Apologies for the recent radio silence. Been having a real rough go at it the past week or so. My teeth/jaws have gotten worse and the changing weather makes them flair real bad. The nerve pain I get from it is overwhelming.  My Gaba meds just manage to take the edge off. But then breakthrough pain hits and I take more Gaba to beat it back. Once enough is in my system, sedating effects kick in and I am lucky if I can manage to remain awake and coherent to get anything done.

On top of that, Wasabi has been sick recently and unexpected vet bills popped up. He is stable for the moment and on a new special diet, but may need surgery for teeth and other stuff. Really uneasy about putting him under with his age of around 12 years old ( he was an adult farm rescue estimated at a year or so old when I found him ).

I had Chakotay in two training classes, but had to drop one to get the refund because his next round of vaccinations are due and I didn't get money I was supposed to for that because of other drama. The only reason we can remain in the other is because a friend/fellow trainer is kind enough to let us sit in on a puppy class she has as an assistant trainer so Chakotay still gets the exposure and socialization. Really need to generate more money for service dog purposes.

Still waiting to hear back from SSA.  Have a doctor's appointment on the 12th with my Rheumatologist.  Trying to find out about getting in for oral surgery somewhere so I can FINALLY get these horrible teeth taken care of.  They need to come out and I need implants, which is going to cost a small fortune ( insurance does not cover implants normally, even if I had insurance, which I do not).
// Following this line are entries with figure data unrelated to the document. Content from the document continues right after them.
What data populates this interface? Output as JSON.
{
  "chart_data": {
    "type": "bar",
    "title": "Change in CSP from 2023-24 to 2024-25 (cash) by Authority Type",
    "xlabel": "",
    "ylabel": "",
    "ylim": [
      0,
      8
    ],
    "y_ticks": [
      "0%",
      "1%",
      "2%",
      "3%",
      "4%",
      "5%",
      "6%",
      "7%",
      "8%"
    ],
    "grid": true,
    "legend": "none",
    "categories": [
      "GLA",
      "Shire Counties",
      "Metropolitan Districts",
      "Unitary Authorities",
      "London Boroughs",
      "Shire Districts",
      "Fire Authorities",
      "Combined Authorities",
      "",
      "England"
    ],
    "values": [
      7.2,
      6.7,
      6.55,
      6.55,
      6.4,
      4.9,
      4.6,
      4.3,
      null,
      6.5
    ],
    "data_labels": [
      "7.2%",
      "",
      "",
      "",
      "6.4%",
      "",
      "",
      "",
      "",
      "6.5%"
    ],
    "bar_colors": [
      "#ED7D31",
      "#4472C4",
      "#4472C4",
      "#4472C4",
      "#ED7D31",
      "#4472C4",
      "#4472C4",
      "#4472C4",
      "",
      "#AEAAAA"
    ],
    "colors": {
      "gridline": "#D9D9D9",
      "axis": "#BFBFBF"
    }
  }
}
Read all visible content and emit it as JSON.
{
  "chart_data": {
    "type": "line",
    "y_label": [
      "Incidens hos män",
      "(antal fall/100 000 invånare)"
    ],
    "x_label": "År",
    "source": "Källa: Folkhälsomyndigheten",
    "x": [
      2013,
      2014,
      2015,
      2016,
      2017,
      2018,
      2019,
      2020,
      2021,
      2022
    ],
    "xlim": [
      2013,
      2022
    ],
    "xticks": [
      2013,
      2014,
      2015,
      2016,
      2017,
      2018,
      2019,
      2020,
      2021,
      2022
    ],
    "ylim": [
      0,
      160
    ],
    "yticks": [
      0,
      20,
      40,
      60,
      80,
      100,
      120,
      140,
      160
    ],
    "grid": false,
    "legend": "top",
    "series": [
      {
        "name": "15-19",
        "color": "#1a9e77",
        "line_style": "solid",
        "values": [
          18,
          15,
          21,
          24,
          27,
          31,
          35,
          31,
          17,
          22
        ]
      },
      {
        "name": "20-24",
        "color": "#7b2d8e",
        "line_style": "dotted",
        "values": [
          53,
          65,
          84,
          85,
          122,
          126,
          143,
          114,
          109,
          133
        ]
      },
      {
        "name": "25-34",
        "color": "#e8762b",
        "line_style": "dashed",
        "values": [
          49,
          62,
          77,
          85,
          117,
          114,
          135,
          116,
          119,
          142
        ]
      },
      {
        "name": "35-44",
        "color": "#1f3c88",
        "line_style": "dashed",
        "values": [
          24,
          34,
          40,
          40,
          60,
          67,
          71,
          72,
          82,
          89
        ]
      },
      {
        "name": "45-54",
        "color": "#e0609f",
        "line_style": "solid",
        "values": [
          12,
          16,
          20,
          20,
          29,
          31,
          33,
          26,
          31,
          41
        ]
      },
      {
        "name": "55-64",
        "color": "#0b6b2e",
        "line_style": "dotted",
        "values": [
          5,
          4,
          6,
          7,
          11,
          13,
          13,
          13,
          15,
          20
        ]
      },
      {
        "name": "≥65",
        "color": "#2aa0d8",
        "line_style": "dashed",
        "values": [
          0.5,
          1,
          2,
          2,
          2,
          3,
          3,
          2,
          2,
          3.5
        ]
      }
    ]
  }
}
Because of my EDS and other medical quirks, I can't do dentures. The longer I wait, the worse it gets and I am risking more serious bone loss and complications in my jaw and facial structure. I am already in constant pain and having major difficulties chewing/eating and talking for extended amounts of time.  It is miserable, but there isn't much I can do without the money.

I tried going through LSU dental school but haven't heard back on the new referral in months and last I asked they claimed they didn't do them anyway ( which I find odd since you know, where else is a dental surgeon going to learn to do the procedure? ). They told me I'd have to find somewhere else to go.  So now I am searching for an oral surgeon locally who might empathize with my situation and be willing to somehow work with me before this becomes more serious than it already is and requires more extensive corrective surgery of not just dental structure, but entire jaw bone structure.

Happier updates with puppy pictures and art stuff later.